MARSHALL COUNTY, Ala. – A battle now rages over who should get stimulus checks, especially for those behind bars.
Alabama Attorney General Steve Marshall told News 19’s sister station in Mobile that as many as 2,000 inmates in state prisons received more than $2 million in stimulus money.
He also confirmed inmates are eligible for all three rounds of the stimulus checks.
Dozens of inmates inside the Marshall County jail also received a check.
“If they want to buy socks, clothing, toiletry items, food, stuff like that or if they want to use it to buy phone time to talk to their relatives or families and all that type stuff, then they can do that,” said Sheriff Phil Sims.
Sims told News 19 that only about 44 of the 200 or so inmates in jail qualified for a payment.

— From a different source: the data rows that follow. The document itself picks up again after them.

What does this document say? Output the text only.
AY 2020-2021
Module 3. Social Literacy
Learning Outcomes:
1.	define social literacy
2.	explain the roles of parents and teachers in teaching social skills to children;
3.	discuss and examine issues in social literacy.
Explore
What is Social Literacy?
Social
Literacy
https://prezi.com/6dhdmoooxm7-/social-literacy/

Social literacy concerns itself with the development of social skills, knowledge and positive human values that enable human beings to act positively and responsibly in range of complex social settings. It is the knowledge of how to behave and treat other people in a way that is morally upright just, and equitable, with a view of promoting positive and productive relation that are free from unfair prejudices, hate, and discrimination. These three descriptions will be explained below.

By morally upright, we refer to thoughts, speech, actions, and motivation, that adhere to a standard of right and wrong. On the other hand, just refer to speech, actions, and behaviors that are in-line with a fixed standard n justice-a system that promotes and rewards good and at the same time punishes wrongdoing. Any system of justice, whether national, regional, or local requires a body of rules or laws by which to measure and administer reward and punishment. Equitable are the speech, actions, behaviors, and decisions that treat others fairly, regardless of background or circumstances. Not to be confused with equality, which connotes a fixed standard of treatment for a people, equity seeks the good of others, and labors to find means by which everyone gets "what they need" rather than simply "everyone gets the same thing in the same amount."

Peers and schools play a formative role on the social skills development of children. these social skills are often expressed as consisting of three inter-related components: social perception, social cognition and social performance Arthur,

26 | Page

Many had already been released, so their checks were returned to the sender.
Arab resident Christopher Hamby said he thinks those payments should be returned to the inmates and state prisoner’s victims.
“If they killed someone’s husband, now that man can’t work to feed his family. They should get the stimulus, not the prisoner. They’re the ones who broke the law. It’s supposed to help the economy, not help the prison economy because that’s all that’s going to do. We should have the money here so that stores can stay open and feed people and keep their food on their table,” said Hamby.
Redirecting the funding to victims is something Marshall said he is currently working on.
“I don’t disagree with that but before we can make them do that we’re going to need some guidance from somebody. As of right now, my understanding is they get a stimulus check and it’s theirs just like it’s yours or mine,” he explained.
Sims said his department has not gotten any guidance on how the money should be spent, so they just put it on the inmate’s books so they can do the only kind of shopping allowed in a jail.
“We all know they can’t go shopping. They can pay their bills while they’re in jail, so it’s kind of a mixed bag of things,” Sims added.
He said if there is any money leftover in the inmates’ accounts when they’re released, the sheriff’s office will write a check to refund the balance.
The eligibility requirements for the stimulus payouts were left broad under the CARES Act, but the law states they must be u.s. citizens or legal residents, have filed a recent tax return, or filled out an irs form to request the payment.